Çok kızgınım dostum çoook!!!

5 Ekim 2009 Pazartesi

Pembe dizi kıvamlı duygu anlatımı

Gerçekten "yağmur sapığı" olduğumu anladım.Bir insan yağmur sesini duyduğunda gülümser ve inanılmaz bir heyecana kapılır mı?Umarım bunlar normaldir çünkü gerçekten yağmur kokusu,yağmurun sesini duyduğumda,hissettiğimde bunları yaşıyorum.Küçükken kış ya da sonbahar mevsiminde yağmur yağsın diye dua ederdim (aslında her mevsim) arkasından elektrikler kesilsin diye dua ederdim çünkü bilirdim ki o zaman ailem,tüm sevdiklerimle iç içe o bol kahkaha seslerinin paylaşıldığı ortamda olurdum.Anılar,hikayeler,masallar... hayata dair ne var ise anlatılır,paylaşılırdı.Mumun duvara yansımasıyla abimle o ufacık ellerimizle yeni yeni şekiller çıkartırdık.Sanırım "yağmur" kelimesi aklıma geldiğinde direk bu özlem dolu anılarımı hatırladığım için hep yağmurun kokusunu,serinliği,sesini duymak istiyorum.Az önce o büyük şimşek sayesinde elektrikler kesildi ve şuanda acaba ne yapsam diye düşündüğüm anda not defterine aklıma gelenleri yazayım hareketiyle ,direk laptopa yapıştım "umarım şarjı vardır" diyerek.Şuan içimde o kadar çok düşünde,duygu var ki.Hatta hepsini bir düşünmekten ne düşüneceğimi,ne hissedeceğimi bilmez oldu.İşte yağmur beni böyle yapıyor.Sanırım gittiçe yanlız kaldığımı düşündüğümden sürekli yağmur yağmasını istiyorum ki o eski ve derin anılarıma tekrar kavuşmak için.Zaman geçtikçe gerçekten daha iyi anlaşılıyor "eskinin" önemi.Bunu söyleyeceğimi hiç sanmazdım en azından daha bu yaşta.
Hah!

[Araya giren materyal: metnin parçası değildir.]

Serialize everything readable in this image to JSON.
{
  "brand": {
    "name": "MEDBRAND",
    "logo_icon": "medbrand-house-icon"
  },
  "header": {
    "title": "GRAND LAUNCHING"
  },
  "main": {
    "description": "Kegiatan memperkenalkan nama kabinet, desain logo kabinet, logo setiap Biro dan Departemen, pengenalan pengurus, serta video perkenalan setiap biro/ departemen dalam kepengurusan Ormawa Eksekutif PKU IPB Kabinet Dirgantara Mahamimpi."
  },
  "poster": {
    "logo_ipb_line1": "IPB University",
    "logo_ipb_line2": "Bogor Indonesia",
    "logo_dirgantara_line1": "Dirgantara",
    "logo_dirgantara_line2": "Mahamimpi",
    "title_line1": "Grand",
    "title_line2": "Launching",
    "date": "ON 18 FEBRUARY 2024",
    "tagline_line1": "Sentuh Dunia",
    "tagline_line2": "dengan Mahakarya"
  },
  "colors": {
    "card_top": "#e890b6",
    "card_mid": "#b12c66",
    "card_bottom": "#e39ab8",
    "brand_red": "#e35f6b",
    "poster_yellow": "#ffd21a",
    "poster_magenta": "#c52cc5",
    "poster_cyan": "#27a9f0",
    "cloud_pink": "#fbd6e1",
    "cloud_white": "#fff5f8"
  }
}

Elektrikler geldi ve ben yine eskilerimden çıkıp günümüze geri döndüm önce laptopu şarja taktım sonra internetin hapsolmuşluğuna kendimi kaptırmaya başladım.Şimdi sadece klavyemin tuşları ve yağmurun arkasında bıraktığı o ıslak ses var.

Pembe dizi kıvamında yazdım sanırsam azıcık kendime portakal kabuğundan ödül veriyorum .

"Blog" denen şey!


Uzun süredir-yaklaşık 1 senedir- düşündüğüm bir şeydi şu "ünlü ortam" olan blog sayfalarına kayıt olmak.Dün gecenin bir vakti eskiden yazıp uzun süredir yazmaya ara veren bir arkadaşıma "sen yazarsın, yaz ben okuyacağım" diye moral verir iken artık kayıt olayım diye düşündüm.O yeniden yazmaya ben de uzun süredir düşündüğüm kayıt olayına başladım.Bin tilki dönüyor kafamda.Ne yazılır ne çizilir ne anlatırsın ya bu blog denen olayda diye düşünmekten geceyi gün edip,yatıp, kalkıp, dışarıda dolanıp, eve gelip, yemek yiyip, bilgisayar başına oturup, interneti açıp yeniden düşünme döngüsüne geri döndüğümü fark ettim.Aslında anladım ki hala bir yapım aşamasında bile değilmişim "blog" denen şeyin.Heyecan bastı "birde rezil olursam" gibi salakça bir cümleyi bile düşündüm.Neyse ilk adımı attım ya ben ona sevindim şimdilik.

"Blog" denen şey! Şimdilik kısa ve sıkıcı hoş buldum yazımı yazdım daha sonra bayağı bayıcam gibime geliyor.Hadi eyvallah!